Beyond the Black Box: Identifiable Interpretation and Control in Generative Models via Causal Minimality
This addresses the need for transparent and reliable AI systems by offering a principled foundation for interpretability in generative models, though it builds incrementally on existing methods like sparse autoencoders.
The paper tackled the problem of deep generative models being opaque black boxes by using the principle of causal minimality to provide theoretical guarantees for interpretable latent representations, enabling clear causal interpretation and robust control in diffusion vision and autoregressive language models, with empirical results showing extraction of hierarchical concept graphs and fine-grained model steering.
Deep generative models, while revolutionizing fields like image and text generation, largely operate as opaque black boxes, hindering human understanding, control, and alignment.
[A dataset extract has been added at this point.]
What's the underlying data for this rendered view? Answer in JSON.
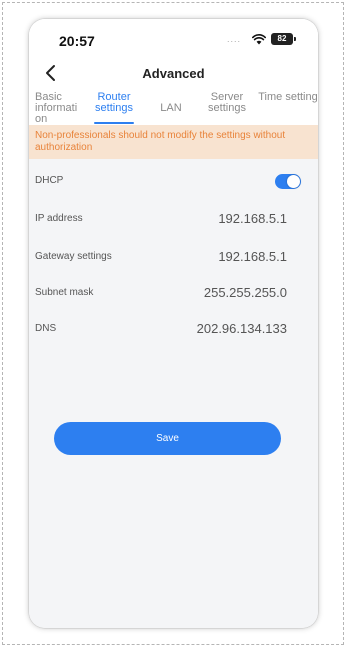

While methods like sparse autoencoders (SAEs) show remarkable empirical success, they often lack theoretical guarantees, risking subjective insights. Our primary objective is to establish a principled foundation for interpretable generative models. We demonstrate that the principle of causal minimality -- favoring the simplest causal explanation -- can endow the latent representations of diffusion vision and autoregressive language models with clear causal interpretation and robust, component-wise identifiable control. We introduce a novel theoretical framework for hierarchical selection models, where higher-level concepts emerge from the constrained composition of lower-level variables, better capturing the complex dependencies in data generation. Under theoretically derived minimality conditions (manifesting as sparsity or compression constraints), we show that learned representations can be equivalent to the true latent variables of the data-generating process. Empirically, applying these constraints to leading generative models allows us to extract their innate hierarchical concept graphs, offering fresh insights into their internal knowledge organization. Furthermore, these causally grounded concepts serve as levers for fine-grained model steering, paving the way for transparent, reliable systems.